Poznając cudze dawno nie zaglądaliśmy do Afryki, a przecież poza Egiptem, Tunezją i Maroko jest wiele miejsc, które pasjonaci odkrywania tajemnic świata powinni zobaczyć. Jednym z takich miejsc jest Kenia.
Kenia – państwo położone we wschodniej Afryce nad Oceanem Indyjskim. I to właśnie wschodnia część kraju to ośrodek turystyczny, a w niej zwłaszcza Mombasa – miasto portowe, w którym stykają się kultury afrykańska i arabska. Na szczególną uwagę zasługuje twierdza Fort Jesus wybudowana przez Portugalczyków, w czasie w którym rozpoczęli kolonizację wschodniego wybrzeża Kenii. Szanujący się turysta nie wyjedzie z Kenii, jeśli nie odwiedzi Nairobi, czyli stolicy państwa. W każdym państwie, do którego się udajemy stolica powinna być żelaznym punktem wycieczki, nawet jeśli wizyta ma być krótka.

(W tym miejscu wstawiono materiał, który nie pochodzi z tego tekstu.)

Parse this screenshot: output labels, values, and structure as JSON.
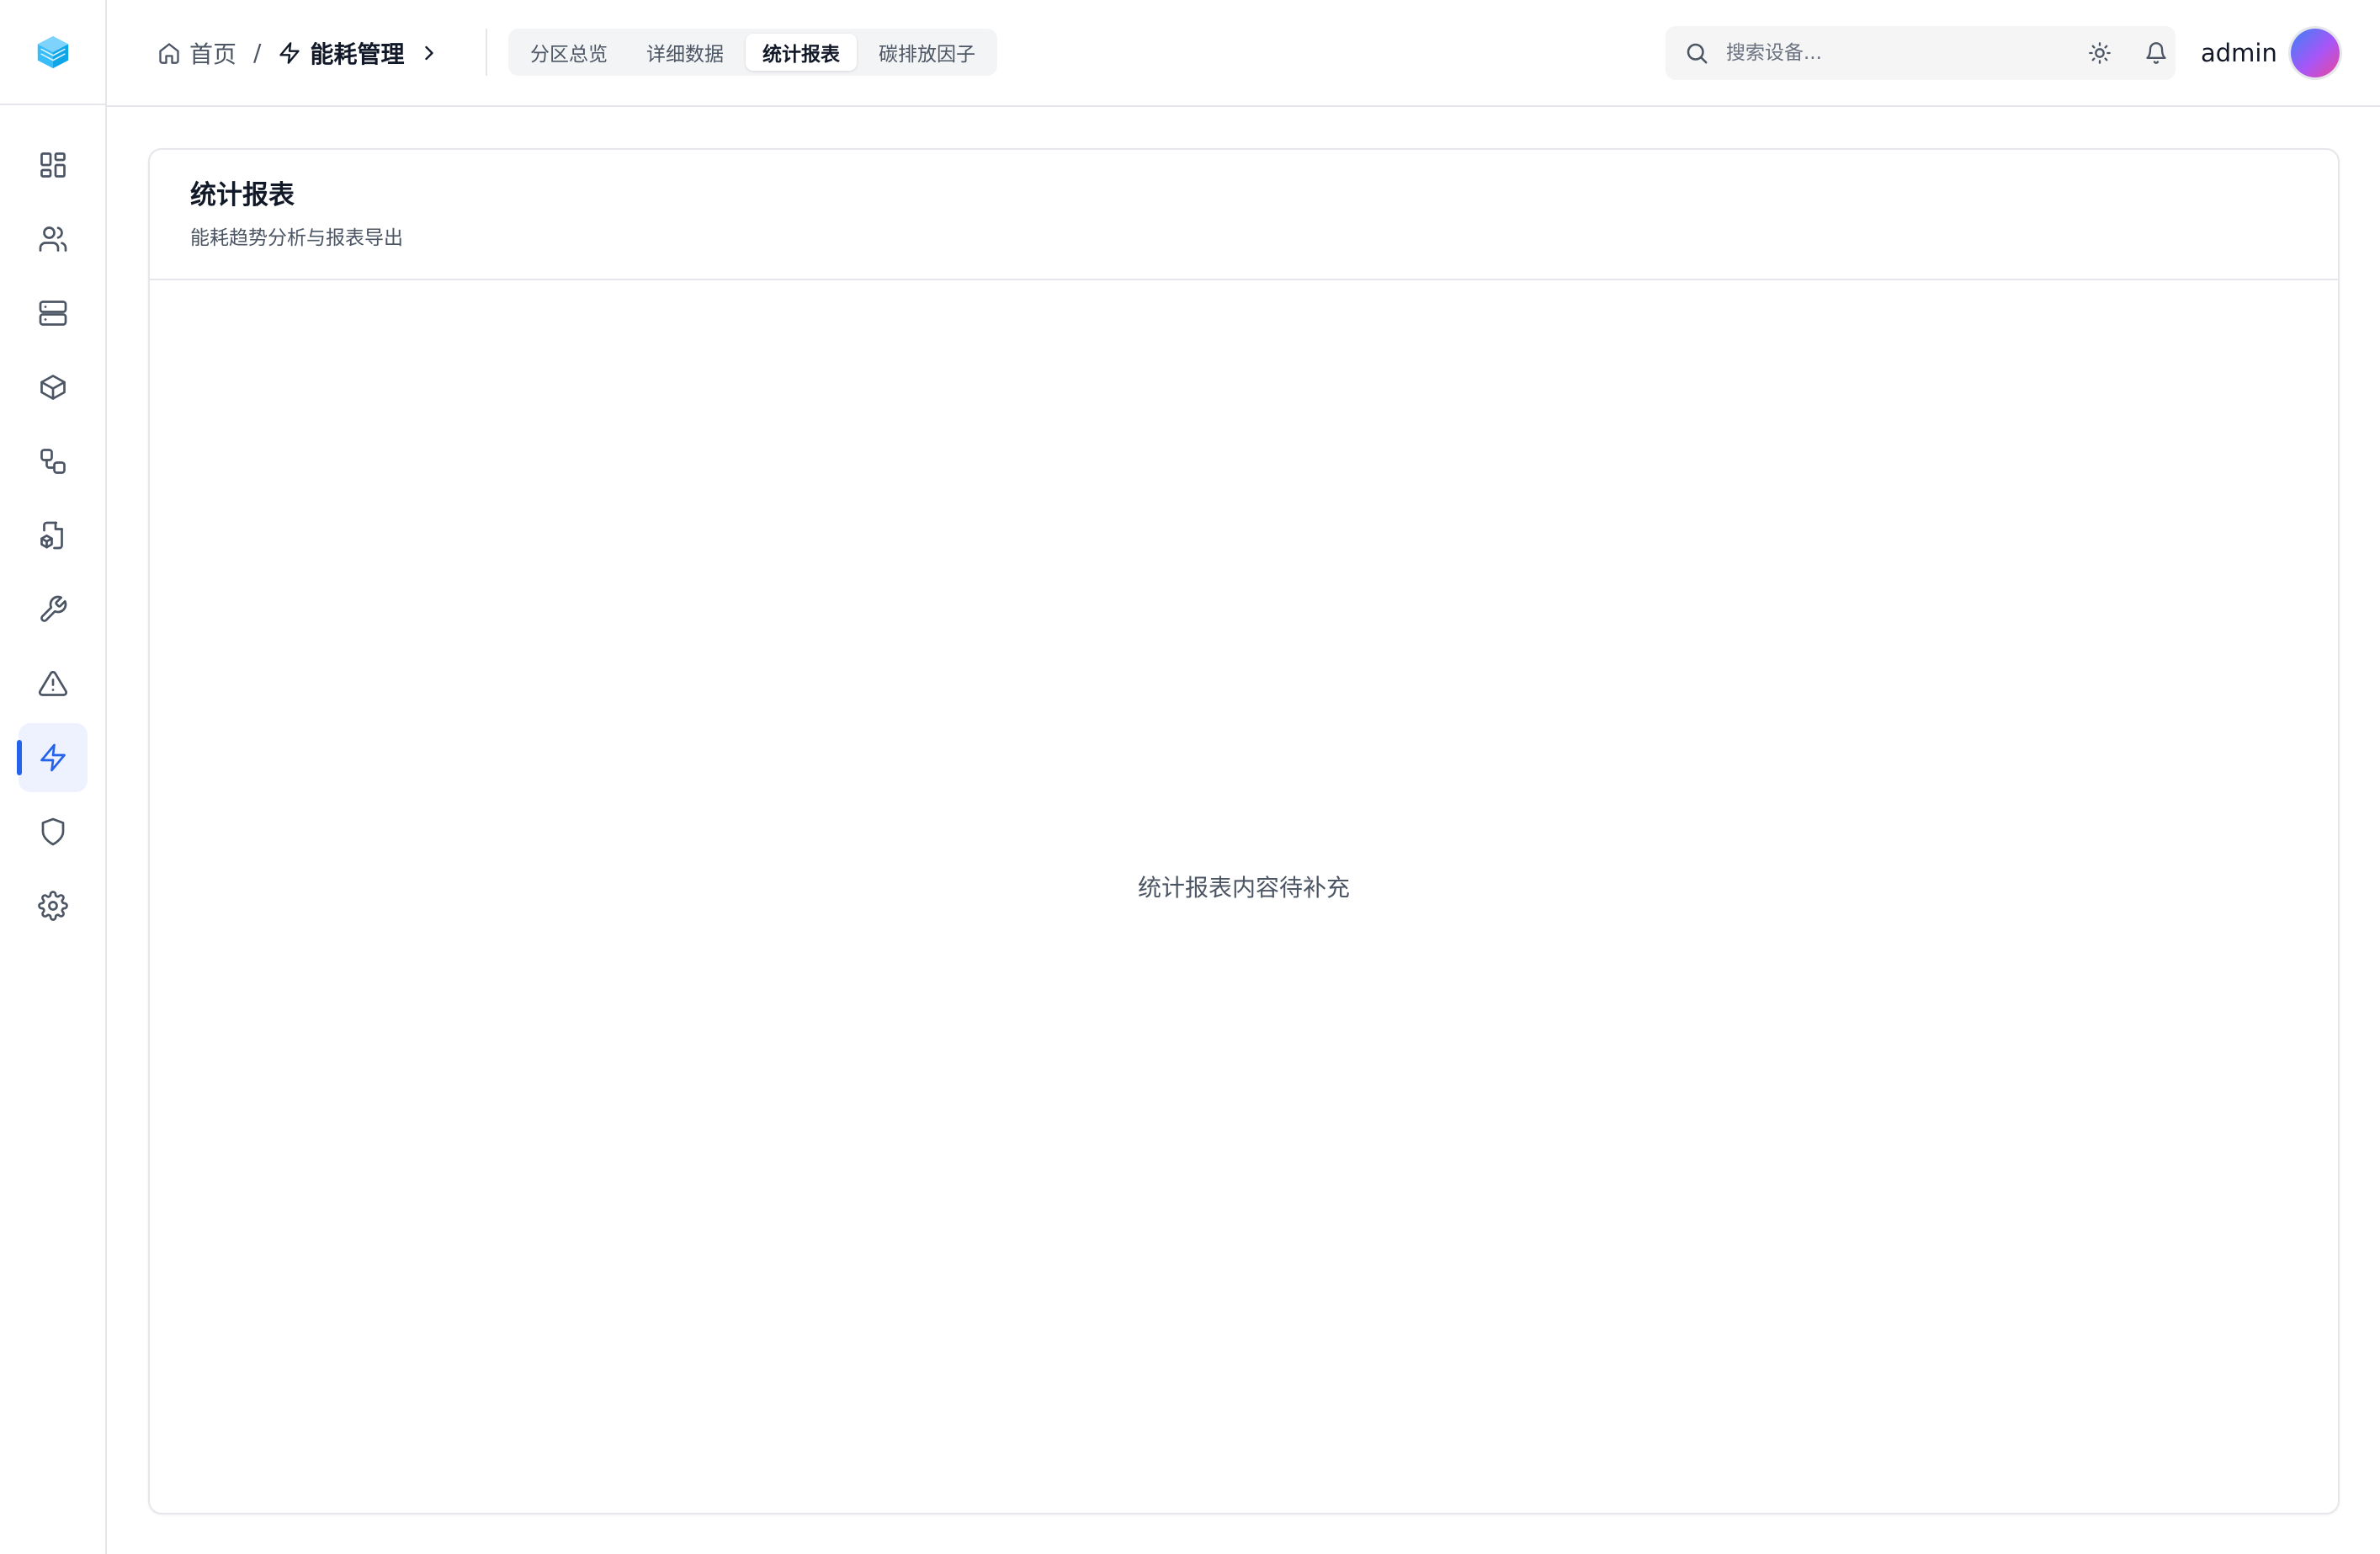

Wracając jednak do Nairobi, to nowoczesne miasto, które jest nie tylko politycznym ośrodkiem kraju, ale także gospodarczym i kulturalnym. W stolicy Kenii europejski turysta poczuje się prawie jak u siebie, w ścisłym centrum swoje butiki mają największe sieci handlowe świata, a z hoteli i Hilton oraz Intercontinental się znajdą. Oczywiście można jechać ponad 6 tysięcy kilometrów, żeby spać i jeść w znanych na całym świecie hotelach oraz przywieźć ubrania z sieciówek, które mamy pod nosem, ale urlop w Kenii można też spędzić inaczej, poznając bogactwo tego kraju.
Ale skoro już jesteśmy w Nairobi to rozpocznijmy zwiedzanie od Parku Narodowego Nairobi wielkości 117 km kwadratowych. Na tej powierzchni niewiele mniejszej niż terytorium Lichtensteinu można na własne oczy przekonać się jak wielka różnorodność gatunków zwierząt panuje w Afryce. Myśliwi z aparatami zamiast dubeltówek mogą zobaczyć gepardy, lwy, zebry, żyrafy czy hipopotamy. Zawiodą się miłośnicy słoni, gdyż w Parku Narodowym Nairobi ich nie ma. Ich zapraszamy do pozostałych parków kenijskich Tsavo czy Amboseli. Tam uważni mają szansę dostrzec wielką piątkę.
Przemierzając rozległe tereny Kenii jesteśmy już na zachodzie i oto przed nami wielkie i piękne Jezioro Wiktorii – trzecie pod względem powierzchni jezioro na świecie. W Kenii panuje ogromne zróżnicowanie klimatyczne, północ kraju do suchy gorący klimat sprzyjający powstawaniu sawann i tereny pustynne, część południowa i okolice Jeziora Wiktorii to z kolei wysokie temperatury i duża wilgotność powietrza stąd lasy równikowe.
Jeśli chodzi o kenijską kuchnię, to obowiązuje w niej zasada, że każdy przybysze, którzy przez wieki osiadali w Kenii zostawiali jakiś swój ślad, stąd potrawy narodowe mają w sobie ślady hinduskie, arabskie, angielskie czy amerykańskie. Do najpopularniejszych potraw, których nie sposób nie spróbować należą nyama choma, czyli pieczeń z kozy oraz matoke – potłuczone zielone banany. Piwosze na pewno nie przejdą obojętnie wobec muratina, czyli kenijskiego piwa produkowanego z sfermentowanej trzciny lub buzaa, którego podstawą jest sfermentowana kukurydza.
Życzę więc udanych polowań na wielką piątkę oraz smacznego.